Memory loads cannot be speculated unless the address is provably valid on all paths (no faults).
Atomic operations are never speculative candidates.
Values defined under divergent control flow require careful handling -- the analysis must determine whether the definition dominates all paths that could reach the speculation point.

Pipeline Position Rationale

Phase 27 runs after:

Loop unrolling (22), which may duplicate uniform definitions
SSA phi insertion (23), which provides single-definition reaching information
Software pipelining (24), which may interleave loop iterations
Barrier removal (26), which may relax synchronization constraints

And before:

SinkRemat (28), which uses the analysis to decide what can be sunk/recomputed
GeneralOptimize (29), which benefits from knowing which values are uniform

Phase 74: ConvertToUniformReg


Phase index	74
Pipeline position	Stage 4 (Late Optimization), after `ConvertAllMovPhiToMov` (73), before `LateArchOptimizeFirst` (75)
Category	Optimization
String reference	`"ConvertToUniformReg"` at `0x22BCA12`
Related function	`sub_911030` (10,741 bytes, 56 callees)

Purpose

The main UR promotion pass.
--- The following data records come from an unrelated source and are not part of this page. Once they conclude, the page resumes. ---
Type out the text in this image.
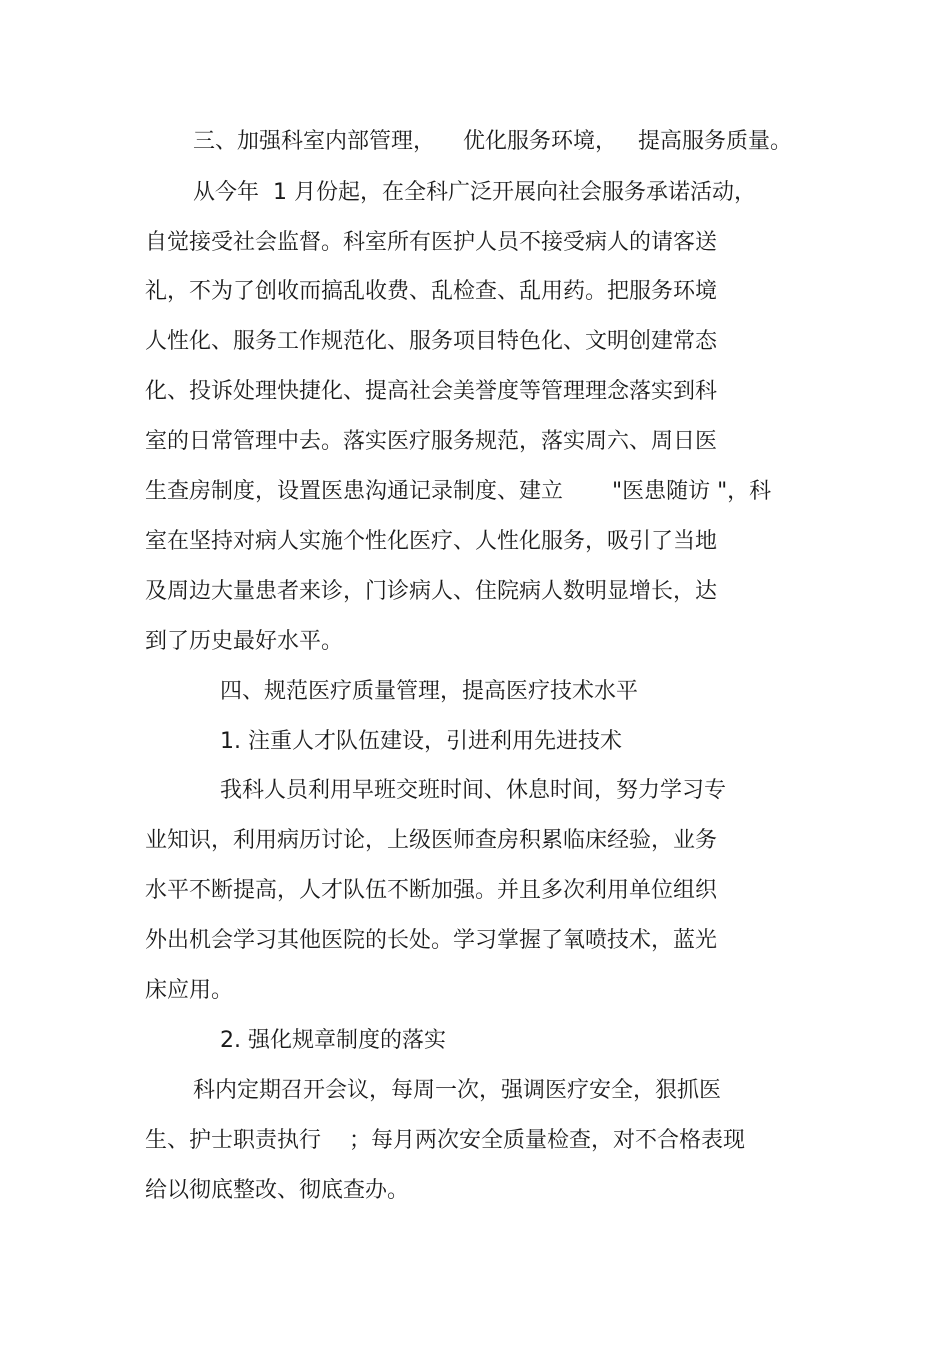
三、加强科室内部管理，    优化服务环境，   提高服务质量。

从今年  1 月份起，在全科广泛开展向社会服务承诺活动，

自觉接受社会监督。科室所有医护人员不接受病人的请客送

礼，不为了创收而搞乱收费、乱检查、乱用药。把服务环境

人性化、服务工作规范化、服务项目特色化、文明创建常态

化、投诉处理快捷化、提高社会美誉度等管理理念落实到科

室的日常管理中去。落实医疗服务规范，落实周六、周日医

生查房制度，设置医患沟通记录制度、建立       "医患随访 "，科

室在坚持对病人实施个性化医疗、人性化服务，吸引了当地

及周边大量患者来诊，门诊病人、住院病人数明显增长，达

到了历史最好水平。

四、规范医疗质量管理，提高医疗技术水平

1. 注重人才队伍建设，引进利用先进技术

我科人员利用早班交班时间、休息时间，努力学习专

业知识，利用病历讨论，上级医师查房积累临床经验，业务

水平不断提高，人才队伍不断加强。并且多次利用单位组织

外出机会学习其他医院的长处。学习掌握了氧喷技术，蓝光

床应用。

2. 强化规章制度的落实

科内定期召开会议，每周一次，强调医疗安全，狠抓医

生、护士职责执行    ；每月两次安全质量检查，对不合格表现

给以彻底整改、彻底查办。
Converts qualifying R-register values to UR registers, replacing per-thread general-purpose register storage with warp-uniform storage. This is the highest-impact uniform register optimization in the pipeline.

Pipeline Position Rationale

Phase 74 runs immediately after SSA destruction (ConvertAllMovPhiToMov, phase 73). This is deliberate:

After SSA destruction: phi nodes have been converted to plain MOVs, giving the pass a clear view of all definitions and uses without phi-node complications.
After varying propagation (phases 53 and 70): the divergence annotations are complete -- the pass knows which values are proven uniform.
After predication (phase 63): if-conversion has already eliminated short branches, which may have exposed new uniform values.
Before register allocation: UR conversion reduces R-register demand before the fat-point allocator runs (phase 101), directly improving occupancy.
Before scheduling: the scheduler (phases 97+) can exploit UR-specific latency characteristics.

Conversion Criteria

A value qualifies for R-to-UR conversion when all of the following hold:

Uniformity: the value is proven warp-uniform -- all threads compute the same result. This is established by the varying propagation passes and the phase 27 analysis.
UR-expressible operation: the defining instruction has a uniform-datapath equivalent. Not all SASS instructions have UR variants. Operations like IMAD, IADD3, LOP3, ISETP, MOV, SEL, PRMT, SGXT, POPC, and BREV have UR counterparts. Complex operations like FFMA, LDG, STG, texture instructions, and atomics do not (until sm_100 added some uniform FP).
UR pressure budget: the conversion must not exceed the 63-register UR hardware limit. The pass tracks live UR count and aborts conversion for a value if it would push the UR pressure beyond the limit.
All uses accept UR sources: every consumer of the value must be able to read from the UR file. Some instructions have encoding restrictions that prohibit UR operands in certain source positions.
No cross-warp dependencies: the value must not participate in cross-warp communication patterns (e.g., shuffle instructions that explicitly exchange values between lanes).

Algorithm

The pass operates in two main phases:

Phase A -- Candidate identification. Walks the instruction list and marks each definition as a UR candidate based on the criteria above. For each candidate, it checks:

The vreg+64 register file type is R (type 1 or 2, not already UR type 3)
The varying propagation flag on the register indicates uniformity (bit 2 of vreg+49 clear)
The defining opcode has a UR-equivalent instruction form
All consumers of this register accept UR sources

Phase B -- Conversion. For each approved candidate:

Changes the register's file type from R (type 1) to UR (type 3) at vreg+64
Updates the register's allocator class from class 1 (R) to class 4 (UR) at vreg+12
Rewrites the defining instruction to use the UR-variant opcode (e.g., IMAD becomes UIMAD)
Inserts R2UR bridge instructions where a converted UR value flows into an instruction that requires an R-file source
Inserts UR2R bridge instructions where an R-file value needs to flow into a converted UR instruction
Updates the UR count at Code Object +99

UR Pressure Management

The UR file has only 63 usable registers (UR0--UR62), compared to 254 for the R file. The pass must be conservative about how many values it converts:

Greedy allocation with pressure cap: candidates are evaluated in program order (RPO). Each conversion increments a pressure counter. If the counter reaches the hardware limit, remaining candidates are skipped.
Priority by benefit: conversions that save the most R-register pressure (long live ranges with many uses) are preferred.
Retry mechanism: the scheduling infrastructure at sub_A0D800 supports a "retry without uniform regs" fallback (controlled by flag v63). If scheduling with UR-converted code fails to meet latency targets, the scheduler can request a re-run without UR conversion.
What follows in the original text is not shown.